Мистер Деллафейв был единственным призраком — не считая кошек, — который не возражал против моего общества. Через три недели своего пребывания в Доме-на-равнине, во время неспешной прогулки вокруг чилийской араукарии, я обратилась к нему:
— Мистер Деллафейв, а чем вы занимались до того, как…
У мистера Деллафейва сделалось лицо человека, который ждет, что сейчас его чувствам будет нанесен удар, и не намерен этого скрывать.

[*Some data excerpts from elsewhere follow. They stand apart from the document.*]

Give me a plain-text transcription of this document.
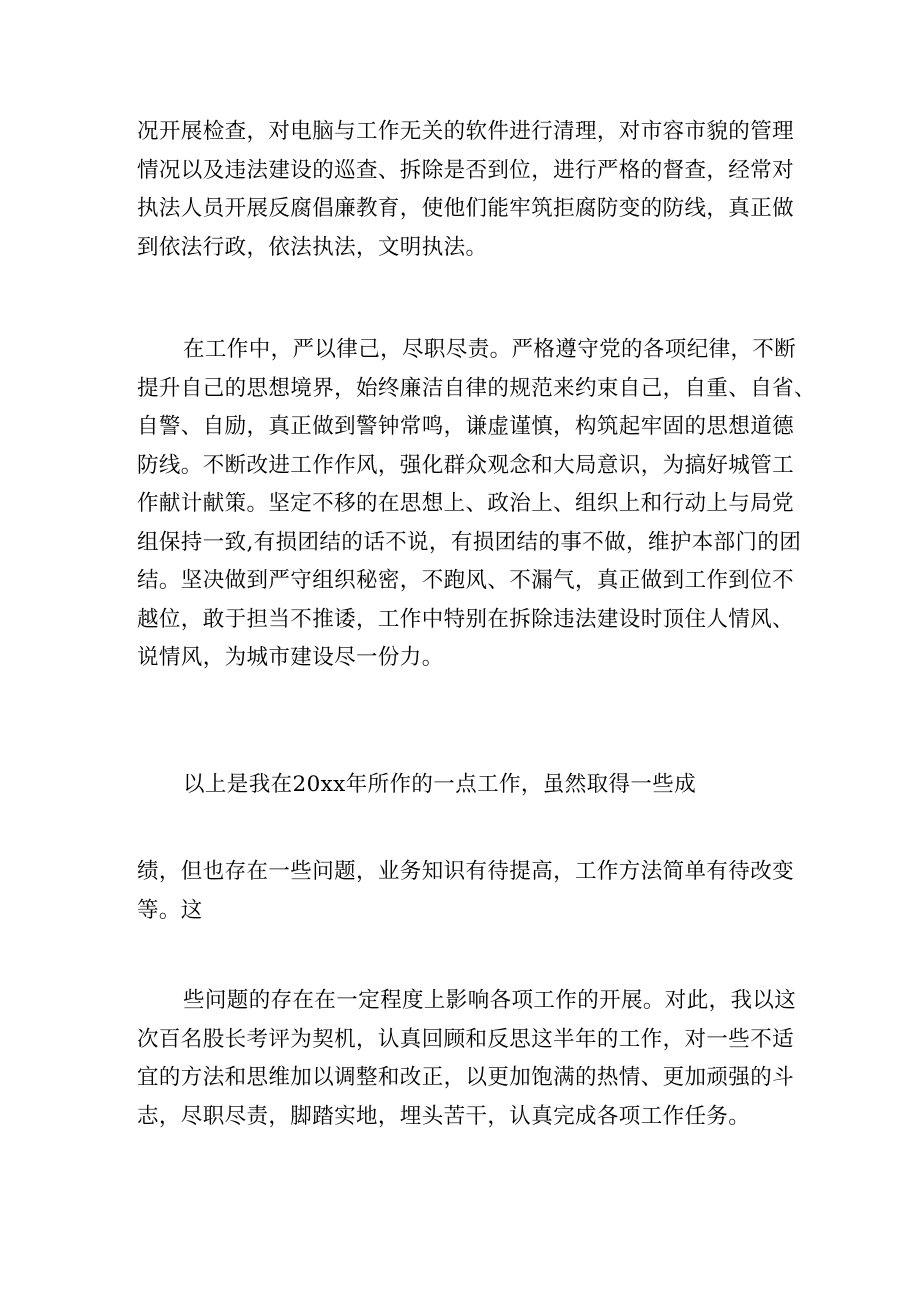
况开展检查，对电脑与工作无关的软件进行清理，对市容市貌的管理
情况以及违法建设的巡查、拆除是否到位，进行严格的督查，经常对
执法人员开展反腐倡廉教育，使他们能牢筑拒腐防变的防线，真正做
到依法行政，依法执法，文明执法。
在工作中，严以律己，尽职尽责。严格遵守党的各项纪律，不断
提升自己的思想境界，始终廉洁自律的规范来约束自己，自重、自省、
自警、自励，真正做到警钟常鸣，谦虚谨慎，构筑起牢固的思想道德
防线。不断改进工作作风，强化群众观念和大局意识，为搞好城管工
作献计献策。坚定不移的在思想上、政治上、组织上和行动上与局党
组保持一致,有损团结的话不说，有损团结的事不做，维护本部门的团
结。坚决做到严守组织秘密，不跑风、不漏气，真正做到工作到位不
越位，敢于担当不推诿，工作中特别在拆除违法建设时顶住人情风、
说情风，为城市建设尽一份力。
以上是我在20xx年所作的一点工作，虽然取得一些成
绩，但也存在一些问题，业务知识有待提高，工作方法简单有待改变
等。这
些问题的存在在一定程度上影响各项工作的开展。对此，我以这
次百名股长考评为契机，认真回顾和反思这半年的工作，对一些不适
宜的方法和思维加以调整和改正，以更加饱满的热情、更加顽强的斗
志，尽职尽责，脚踏实地，埋头苦干，认真完成各项工作任务。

— …как прибыли сюда? — закончила я.
— А! — с улыбкой отозвался мистер Деллафейв, — Я работал счетоводом в одном из банков Сакраменто. В основном я занимался сложением, дважды в неделю — вычитанием, а по праздникам — умножением. Деление столбиком было абсолютно не в моей компетенции — над этим трудился другой этаж целиком, — но, несомненно, я мог бы с этим справиться. Я готов был служить. Если бы третий этаж поглотил пожар или наводнение, деление столбиком продолжалось бы без перерыва, поскольку я прошел соответствующее обучение. Но этот решающий момент, как и большинство решающих моментов, так никогда и не настал. Я являлся в банк каждое утро к восьми. В полдень я отправлялся в кафе на другую сторону улицы и заказывал там два яйца, соленый огурец, шипучий напиток с экстрактом сарсапарели и дневные газеты. В пять часов ежедневно я покидал банк и возвращался в меблированные комнаты на ужин к шести. Я был настоящим часовым механизмом. «По Деллафейву можно сверять время» — так говорили и в банке, и в салуне, и в меблированных комнатах, и… на самом деле только там и говорили, потому что это были единственные места, где меня вообще кто-то замечал. Тот водитель трамвая меня определенно не увидел. Иначе посигналил бы, у них это в инструкции записано. Честно говоря, всему причиной неаккуратность; не хочется это признавать, но так оно и есть. Я знаю, что в тот момент должно было быть двенадцать сорок семь, потому что я вышел из кафе в двенадцать сорок шесть, а трамвай должен был проехать не ранее двенадцати сорока девяти. Я шел по расписанию, а трамвай — нет. Я поднял голову, и он вдруг оказался передо мной. Я замахал руками — как будто это могло чем-то помочь. Когда я их опустил, то оказалось, что я нахожусь в садовом сарайчике миссис Уинчестер. Я никогда не был особо религиозен, дорогая Перл, но полагал, что неплохо осведомлен обо всех теориях загробной жизни… однако ни одна из них не подготовила меня к садовому сарайчику миссис Уинчестер. Я даже не прихватил с собой газету.